- Date: 21–27 July
- Edition: 3rd
- Category: Tier III
- Draw: 30S / 16D
- Prize money: $164,250
- Surface: Clay
- Location: Warsaw, Poland
- Venue: Warszawianka Courts

Champions

Singles
- Barbara Paulus

Doubles
- Ruxandra Dragomir / Inés Gorrochategui
| Warsaw Cup by Heros |

= 1997 Warsaw Cup by Heros =

The 1997 Warsaw Cup by Heros was a women's tennis tournament played on outdoor clay courts at the Warszawianka Courts in Warsaw, Poland that was part of the Tier III category of the 1997 WTA Tour.
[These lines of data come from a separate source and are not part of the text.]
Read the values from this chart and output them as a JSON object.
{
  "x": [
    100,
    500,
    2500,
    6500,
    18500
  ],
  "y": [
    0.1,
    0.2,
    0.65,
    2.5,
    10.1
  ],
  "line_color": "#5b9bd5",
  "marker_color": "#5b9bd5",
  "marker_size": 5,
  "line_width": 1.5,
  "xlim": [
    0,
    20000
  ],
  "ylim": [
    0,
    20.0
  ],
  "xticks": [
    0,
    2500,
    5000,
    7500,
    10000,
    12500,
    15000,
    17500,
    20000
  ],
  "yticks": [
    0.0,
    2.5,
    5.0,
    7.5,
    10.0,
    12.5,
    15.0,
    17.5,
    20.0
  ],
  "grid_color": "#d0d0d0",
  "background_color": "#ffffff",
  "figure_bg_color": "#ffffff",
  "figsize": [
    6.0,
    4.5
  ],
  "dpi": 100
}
It was the third edition of the tournament and was held from 21 July until 27 July 1997. Top-seeded Barbara Paulus won the singles title.

==Finals==
===Singles===

AUT Barbara Paulus defeated SVK Henrieta Nagyová 6–4, 6–4
- It was Paulus' only singles title of the year and the 6th and last of her career.

===Doubles===

ROM Ruxandra Dragomir / ARG Inés Gorrochategui defeated GER Meike Babel / AUS Catherine Barclay 6–4, 6–0
- It was Dragomir's third title of the year and the eighth of her career. It was Gorrochategui's only title of the year and the seventh of her career.